You can't run away. The past will be only too happy to chase you - - in absolute, complete, and total earnest. Do you know why? Because they're lonely. The past and memories are very lonely things. I don't believe in God. Because he doesn't have a fixed form. The past certainly does exist, even in a world where the future doesn't have a fixed form. Even if it's being colored by misunderstandings and delusions, a person's past can't be anything but the truth as long as he believes in it. If that's what you base your actions or your way of life on, isn't that like being god? — Ryohgo Narita

Latitudinarians Quotes By Sara Sheridan

My family spans many world religions, ethnicities and nationalities. The truth is that I don't have one identity.
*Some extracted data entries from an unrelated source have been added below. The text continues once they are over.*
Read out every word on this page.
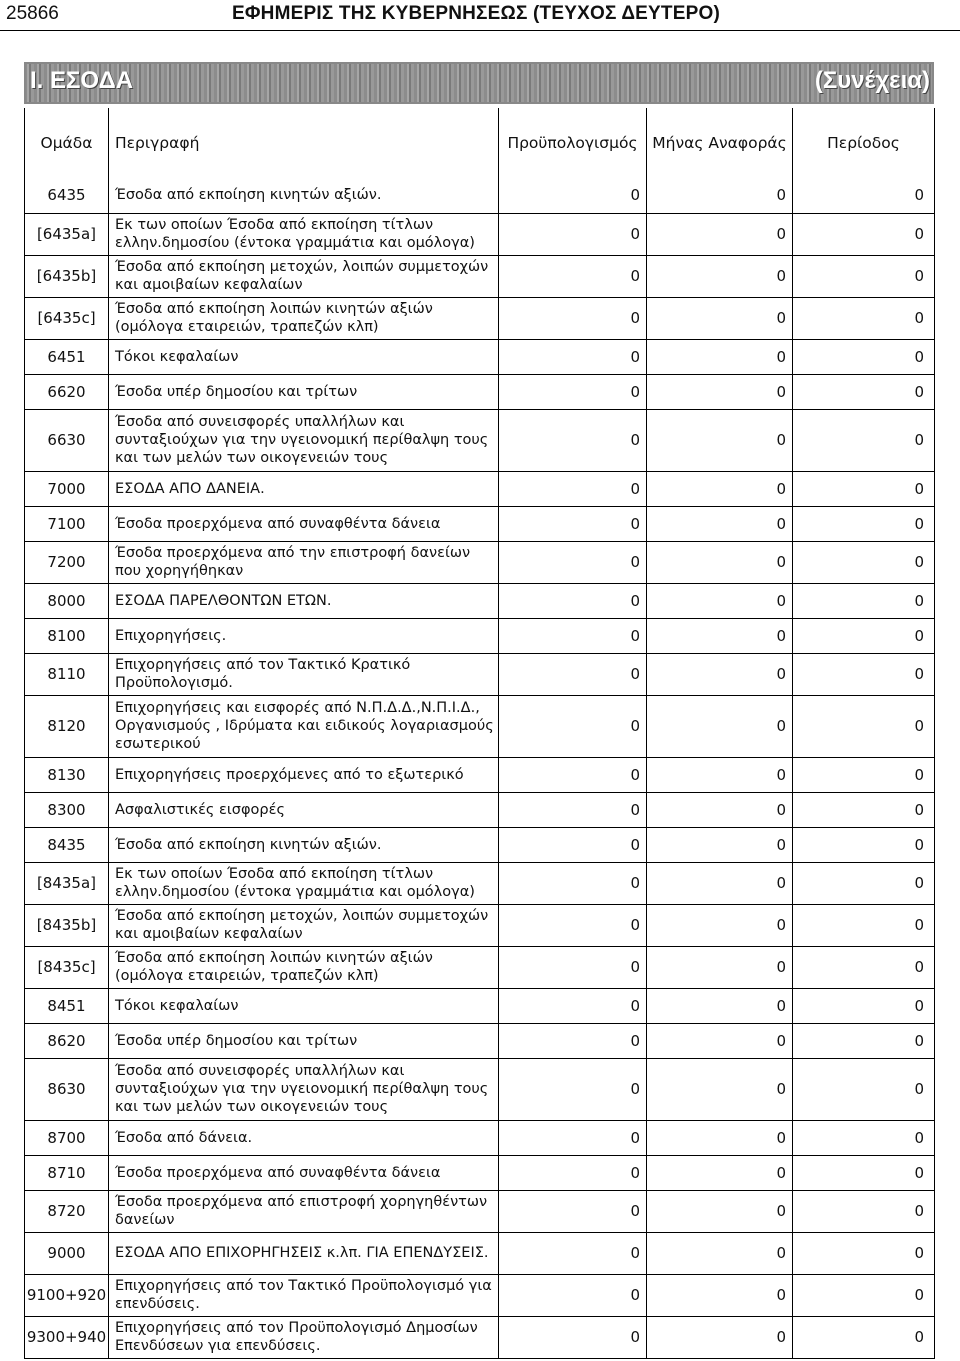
25866	ΕΦΗΜΕΡΙΣ ΤΗΣ ΚΥΒΕΡΝΗΣΕΩΣ (ΤΕΥΧΟΣ ΔΕΥΤΕΡΟ)
Ι. ΕΣΟΔΑ	(Συνέχεια)
Ομάδα	Περιγραφή	Προϋπολογισμός	Μήνας Αναφοράς	Περίοδος
6435	Έσοδα από εκποίηση κινητών αξιών.	0	0	0
[6435a]	Εκ των οποίων Έσοδα από εκποίηση τίτλων ελλην.δημοσίου (έντοκα γραμμάτια και ομόλογα)	0	0	0
[6435b]	Έσοδα από εκποίηση μετοχών, λοιπών συμμετοχών και αμοιβαίων κεφαλαίων	0	0	0
[6435c]	Έσοδα από εκποίηση λοιπών κινητών αξιών (ομόλογα εταιρειών, τραπεζών κλπ)	0	0	0
6451	Τόκοι κεφαλαίων	0	0	0
6620	Έσοδα υπέρ δημοσίου και τρίτων	0	0	0
6630	Έσοδα από συνεισφορές υπαλλήλων και συνταξιούχων για την υγειονομική περίθαλψη τους και των μελών των οικογενειών τους	0	0	0
7000	ΕΣΟΔΑ ΑΠΟ ΔΑΝΕΙΑ.	0	0	0
7100	Έσοδα προερχόμενα από συναφθέντα δάνεια	0	0	0
7200	Έσοδα προερχόμενα από την επιστροφή δανείων που χορηγήθηκαν	0	0	0
8000	ΕΣΟΔΑ ΠΑΡΕΛΘΟΝΤΩΝ ΕΤΩΝ.	0	0	0
8100	Επιχορηγήσεις.	0	0	0
8110	Επιχορηγήσεις από τον Τακτικό Κρατικό Προϋπολογισμό.	0	0	0
8120	Επιχορηγήσεις και εισφορές από Ν.Π.Δ.Δ.,Ν.Π.Ι.Δ., Οργανισμούς , Ιδρύματα και ειδικούς λογαριασμούς εσωτερικού	0	0	0
8130	Επιχορηγήσεις προερχόμενες από το εξωτερικό	0	0	0
8300	Ασφαλιστικές εισφορές	0	0	0
8435	Έσοδα από εκποίηση κινητών αξιών.	0	0	0
[8435a]	Εκ των οποίων Έσοδα από εκποίηση τίτλων ελλην.δημοσίου (έντοκα γραμμάτια και ομόλογα)	0	0	0
[8435b]	Έσοδα από εκποίηση μετοχών, λοιπών συμμετοχών και αμοιβαίων κεφαλαίων	0	0	0
[8435c]	Έσοδα από εκποίηση λοιπών κινητών αξιών (ομόλογα εταιρειών, τραπεζών κλπ)	0	0	0
8451	Τόκοι κεφαλαίων	0	0	0
8620	Έσοδα υπέρ δημοσίου και τρίτων	0	0	0
8630	Έσοδα από συνεισφορές υπαλλήλων και συνταξιούχων για την υγειονομική περίθαλψη τους και των μελών των οικογενειών τους	0	0	0
8700	Έσοδα από δάνεια.	0	0	0
8710	Έσοδα προερχόμενα από συναφθέντα δάνεια	0	0	0
8720	Έσοδα προερχόμενα από επιστροφή χορηγηθέντων δανείων	0	0	0
9000	ΕΣΟΔΑ ΑΠΟ ΕΠΙΧΟΡΗΓΗΣΕΙΣ κ.λπ. ΓΙΑ ΕΠΕΝΔΥΣΕΙΣ.	0	0	0
9100+920	Επιχορηγήσεις από τον Τακτικό Προϋπολογισμό για επενδύσεις.	0	0	0
9300+940	Επιχορηγήσεις από τον Προϋπολογισμό Δημοσίων Επενδύσεων για επενδύσεις.	0	0	0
I'm Scottish, British, European, Humanist, Atheist and in part at least, culturally Jewish. — Sara Sheridan

Latitudinarians Quotes By William J. Stuntz

By making defense lawyers more central to criminal litigation than they already were and by dramatically enlarging the range of legal claims they could raise on their clients' behalf, Warren's Court increased the gap between rich and poor defendants-and, given the racial distribution of poverty in midcentury America, between black and white defendants as well. Because the time and quality of defense counsel mattered more than before, those defendants who could buy better quality attorneys and pay them to work more hours were more advantaged than before. Relatively speaking, their poorer counterparts grew more disadvantaged. The justice system grew less egalitarian through the Supreme Court's efforts to make it more so.